Friday, April 21, 2017

I have the phone number and the fax number of the property management's lawyers taped to the floor of my bathroom, where everyone who illegally watches me in my apartment can see it.

April 22, 2017

At the top of the page where the numbers are written, it says "Please tell the property management's lawyers!"

Nobody has.

There are so many people illegally watching and hearing me in my apartment that I'll never know who they all are.  They all seem to think that they're not bad people, that I'm the bad person, that once again what's happening to me is nothing more than I deserve.  

I'll be homeless at the end of May 2017 because of my "false" accusation of voyeurism, but the people who know it's not a false accusation haven't even stopped telling jokes about seeing me use the toilet.  I have never used the toilet or taken a shower or changed my clothes in this apartment, during the year that I have lived here, without turning off the light and blocking the bottom of the bathroom door with a towel or a blanket.  

I never used the toilet, took a shower or changed my clothes without turning off the lights and blocking the door of the bathroom at the last apartment that I had, either, where I lived for a year before being forced to leave for my "false" accusation of voyeurism; there were also so many people who knew that wasn't a false accusation that I'll never know who they all are. 
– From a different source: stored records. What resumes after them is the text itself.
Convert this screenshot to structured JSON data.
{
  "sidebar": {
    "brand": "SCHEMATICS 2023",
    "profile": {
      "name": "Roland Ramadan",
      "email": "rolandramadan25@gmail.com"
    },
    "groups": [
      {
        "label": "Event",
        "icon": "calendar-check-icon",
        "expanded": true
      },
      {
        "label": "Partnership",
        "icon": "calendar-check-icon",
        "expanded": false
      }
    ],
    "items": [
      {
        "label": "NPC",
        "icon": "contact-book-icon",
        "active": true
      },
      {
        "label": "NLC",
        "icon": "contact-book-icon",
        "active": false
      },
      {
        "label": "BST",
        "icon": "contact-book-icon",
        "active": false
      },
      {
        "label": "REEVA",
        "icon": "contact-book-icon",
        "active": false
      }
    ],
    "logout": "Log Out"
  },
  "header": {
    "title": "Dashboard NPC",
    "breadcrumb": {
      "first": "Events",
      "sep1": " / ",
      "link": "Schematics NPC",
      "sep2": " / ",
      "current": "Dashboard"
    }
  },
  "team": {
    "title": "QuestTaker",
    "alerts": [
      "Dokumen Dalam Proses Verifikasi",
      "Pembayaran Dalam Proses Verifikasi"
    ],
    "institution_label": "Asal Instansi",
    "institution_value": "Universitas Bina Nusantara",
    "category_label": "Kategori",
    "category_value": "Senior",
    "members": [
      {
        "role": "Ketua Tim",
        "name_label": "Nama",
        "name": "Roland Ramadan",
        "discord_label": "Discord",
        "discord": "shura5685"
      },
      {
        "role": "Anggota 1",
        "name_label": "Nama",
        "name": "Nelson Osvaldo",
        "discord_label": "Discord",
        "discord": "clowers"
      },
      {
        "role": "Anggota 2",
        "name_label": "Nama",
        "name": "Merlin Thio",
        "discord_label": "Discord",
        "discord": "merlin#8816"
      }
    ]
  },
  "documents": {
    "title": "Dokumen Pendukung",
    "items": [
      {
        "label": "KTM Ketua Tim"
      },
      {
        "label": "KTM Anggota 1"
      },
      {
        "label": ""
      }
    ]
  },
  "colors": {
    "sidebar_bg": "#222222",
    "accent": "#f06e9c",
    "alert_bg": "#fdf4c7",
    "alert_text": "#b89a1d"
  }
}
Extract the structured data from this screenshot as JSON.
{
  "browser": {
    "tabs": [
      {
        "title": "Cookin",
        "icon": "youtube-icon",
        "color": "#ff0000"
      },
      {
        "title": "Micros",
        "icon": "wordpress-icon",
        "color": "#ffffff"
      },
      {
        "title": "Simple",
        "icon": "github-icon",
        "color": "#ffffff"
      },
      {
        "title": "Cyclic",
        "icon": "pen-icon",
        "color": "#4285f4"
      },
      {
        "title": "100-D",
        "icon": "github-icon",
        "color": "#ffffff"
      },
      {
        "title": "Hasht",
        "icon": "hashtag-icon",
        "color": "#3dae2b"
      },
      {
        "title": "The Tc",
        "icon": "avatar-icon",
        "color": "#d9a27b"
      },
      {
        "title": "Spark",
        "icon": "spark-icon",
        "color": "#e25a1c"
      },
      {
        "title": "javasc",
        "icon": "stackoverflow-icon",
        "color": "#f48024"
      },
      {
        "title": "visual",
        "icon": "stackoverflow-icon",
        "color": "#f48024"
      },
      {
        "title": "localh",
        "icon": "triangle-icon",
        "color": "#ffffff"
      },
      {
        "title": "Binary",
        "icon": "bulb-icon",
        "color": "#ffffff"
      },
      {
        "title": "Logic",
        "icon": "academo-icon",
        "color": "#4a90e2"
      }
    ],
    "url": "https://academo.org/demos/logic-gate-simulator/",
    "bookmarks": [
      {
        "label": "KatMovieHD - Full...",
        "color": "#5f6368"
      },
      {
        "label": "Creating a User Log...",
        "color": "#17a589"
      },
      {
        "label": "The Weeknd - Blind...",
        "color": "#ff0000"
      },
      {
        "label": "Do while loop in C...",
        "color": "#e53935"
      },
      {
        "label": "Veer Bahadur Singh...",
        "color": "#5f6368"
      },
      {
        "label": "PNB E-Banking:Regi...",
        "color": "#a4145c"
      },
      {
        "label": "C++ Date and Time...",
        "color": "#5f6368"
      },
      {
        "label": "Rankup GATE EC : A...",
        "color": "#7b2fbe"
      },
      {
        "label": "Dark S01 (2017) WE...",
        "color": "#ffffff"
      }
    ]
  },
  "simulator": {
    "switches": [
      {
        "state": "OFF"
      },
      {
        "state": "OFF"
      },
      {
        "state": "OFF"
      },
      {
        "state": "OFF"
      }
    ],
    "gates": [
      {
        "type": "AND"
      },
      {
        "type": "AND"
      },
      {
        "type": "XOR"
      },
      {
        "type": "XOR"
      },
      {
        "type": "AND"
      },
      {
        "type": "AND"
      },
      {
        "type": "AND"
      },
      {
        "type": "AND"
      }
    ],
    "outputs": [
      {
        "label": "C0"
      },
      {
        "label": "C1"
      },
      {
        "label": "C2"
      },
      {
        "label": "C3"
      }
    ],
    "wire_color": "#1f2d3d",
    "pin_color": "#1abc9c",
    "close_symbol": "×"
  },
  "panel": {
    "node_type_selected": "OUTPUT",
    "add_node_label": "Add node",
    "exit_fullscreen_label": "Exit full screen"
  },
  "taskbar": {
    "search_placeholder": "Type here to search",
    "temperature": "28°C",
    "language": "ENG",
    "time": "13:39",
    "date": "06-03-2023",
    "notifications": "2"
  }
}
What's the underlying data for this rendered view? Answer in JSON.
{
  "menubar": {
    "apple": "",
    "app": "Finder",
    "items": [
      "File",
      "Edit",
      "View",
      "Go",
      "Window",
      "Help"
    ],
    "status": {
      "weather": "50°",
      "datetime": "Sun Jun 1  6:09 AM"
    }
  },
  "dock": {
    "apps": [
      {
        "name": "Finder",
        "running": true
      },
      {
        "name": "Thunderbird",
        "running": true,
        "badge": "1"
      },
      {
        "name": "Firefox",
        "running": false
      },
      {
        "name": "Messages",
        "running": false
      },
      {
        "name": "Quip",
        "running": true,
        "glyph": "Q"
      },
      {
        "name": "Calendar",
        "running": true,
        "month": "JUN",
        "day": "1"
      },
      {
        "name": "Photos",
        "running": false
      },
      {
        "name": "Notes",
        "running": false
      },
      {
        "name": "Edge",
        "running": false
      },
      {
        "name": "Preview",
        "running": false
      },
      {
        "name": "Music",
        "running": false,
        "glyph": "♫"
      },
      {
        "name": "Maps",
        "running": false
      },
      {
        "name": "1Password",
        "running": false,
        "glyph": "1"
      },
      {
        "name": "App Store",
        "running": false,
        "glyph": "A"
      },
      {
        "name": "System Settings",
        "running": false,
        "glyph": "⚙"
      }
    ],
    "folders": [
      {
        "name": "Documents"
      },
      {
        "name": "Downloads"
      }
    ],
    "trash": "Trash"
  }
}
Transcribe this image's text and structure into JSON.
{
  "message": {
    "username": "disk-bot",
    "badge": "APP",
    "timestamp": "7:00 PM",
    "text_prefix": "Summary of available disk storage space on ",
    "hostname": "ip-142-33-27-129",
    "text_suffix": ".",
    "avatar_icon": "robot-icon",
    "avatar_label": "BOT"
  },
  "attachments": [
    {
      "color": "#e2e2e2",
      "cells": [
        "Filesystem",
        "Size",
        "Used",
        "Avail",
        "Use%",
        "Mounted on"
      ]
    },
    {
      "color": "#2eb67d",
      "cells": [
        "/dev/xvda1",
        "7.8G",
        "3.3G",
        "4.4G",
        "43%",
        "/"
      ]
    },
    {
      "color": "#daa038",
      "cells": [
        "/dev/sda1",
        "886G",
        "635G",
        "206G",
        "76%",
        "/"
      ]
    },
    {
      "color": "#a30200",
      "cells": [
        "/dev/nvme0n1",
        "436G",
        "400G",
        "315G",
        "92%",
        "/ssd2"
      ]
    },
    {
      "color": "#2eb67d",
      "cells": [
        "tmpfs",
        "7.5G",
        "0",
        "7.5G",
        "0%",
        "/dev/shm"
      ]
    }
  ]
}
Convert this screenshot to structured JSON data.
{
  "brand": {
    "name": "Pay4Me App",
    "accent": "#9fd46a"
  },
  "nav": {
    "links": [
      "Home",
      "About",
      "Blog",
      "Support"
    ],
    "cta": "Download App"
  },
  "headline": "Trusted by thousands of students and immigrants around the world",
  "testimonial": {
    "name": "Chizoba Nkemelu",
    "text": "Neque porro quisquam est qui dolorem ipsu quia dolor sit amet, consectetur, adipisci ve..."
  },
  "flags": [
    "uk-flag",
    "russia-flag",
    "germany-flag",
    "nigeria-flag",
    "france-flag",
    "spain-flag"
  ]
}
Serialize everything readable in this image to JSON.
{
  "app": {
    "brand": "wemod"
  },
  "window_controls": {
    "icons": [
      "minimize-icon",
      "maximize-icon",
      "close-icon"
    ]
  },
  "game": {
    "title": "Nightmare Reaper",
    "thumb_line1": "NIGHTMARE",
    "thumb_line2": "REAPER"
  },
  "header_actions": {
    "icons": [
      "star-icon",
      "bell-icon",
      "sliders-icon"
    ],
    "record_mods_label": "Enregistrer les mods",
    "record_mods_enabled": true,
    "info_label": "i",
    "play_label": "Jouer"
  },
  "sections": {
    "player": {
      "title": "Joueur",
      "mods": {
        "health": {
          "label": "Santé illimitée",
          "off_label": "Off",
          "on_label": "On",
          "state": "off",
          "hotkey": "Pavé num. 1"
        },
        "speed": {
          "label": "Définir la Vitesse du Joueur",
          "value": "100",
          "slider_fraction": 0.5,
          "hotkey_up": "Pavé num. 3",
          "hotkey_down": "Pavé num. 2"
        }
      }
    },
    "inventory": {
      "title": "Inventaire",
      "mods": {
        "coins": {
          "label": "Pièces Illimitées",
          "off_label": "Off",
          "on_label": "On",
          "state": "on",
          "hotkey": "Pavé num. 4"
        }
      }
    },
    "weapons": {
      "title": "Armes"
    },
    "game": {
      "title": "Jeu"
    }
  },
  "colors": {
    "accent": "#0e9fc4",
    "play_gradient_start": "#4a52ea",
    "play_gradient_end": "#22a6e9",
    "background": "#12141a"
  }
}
This is the third time in six years that I'll be homeless.  They don't care.  They think I deserve it.  There's no abuse that they think I don't deserve.  They have spent so many years telling each other that I am a horrible person who deserves their abuse that they think it's true.  

I was homeless for two years before I could rent my last apartment, and I was homeless for two years before I could rent this apartment, and I'll be homeless soon.  They don't care; they even seem to be vindictively liking watching it happen.  They like having the power to stop my impending homelessness and not stopping it.  

I have never known what they think I did to them to deserve everything that they have done.  Even after seven years of proof of how hateful they are, I didn't think they were this bad.  I didn't think that not one person would call or send an email or a fax to stop my having to be homeless, to stop my being called a crazy liar, to tell the people who can stop this the truth so that they can confront the people who have victimized me and lied about it, so that voyeurism stops happening to me.  Not one person did.  They think it's funny.  

Many of them are multimillionaires, the most famous people in the world, whose fans have no idea what they're really like. Many of them give millions of dollars to charity, are lauded for their humanitarianism, give speeches to Congress and to other high profile groups all over the world.  Many of them are journalists.  Many of them work for or own corporations.  Many of them make self-righteous, public denouncements of what they call the corruption of other people.  

They sleep at night.  They go to work.  They have relationships.  They raise their children.  They are in unison about my exclusion from the human race, because they don't want to acknowledge what I have said about them since 2010, and which they have proven since then, which is that they are monsters.  Clearly, someone in this situation has to be a monster; who could treat someone who wasn't a monster the way that I am treated?  Since they don't want to acknowledge that they are the monsters, and that they always were, they are and always were happy to observe my degradation and to blame me for it.  

It's not that they're incapable of empathy; they have a lot of empathy for themselves and each other and anyone whom they have decided not to abuse.  They're nothing if not emotional.  They're so full of empathy for the people whom they think deserve it that I'm sure that they don't feel like they're bad people.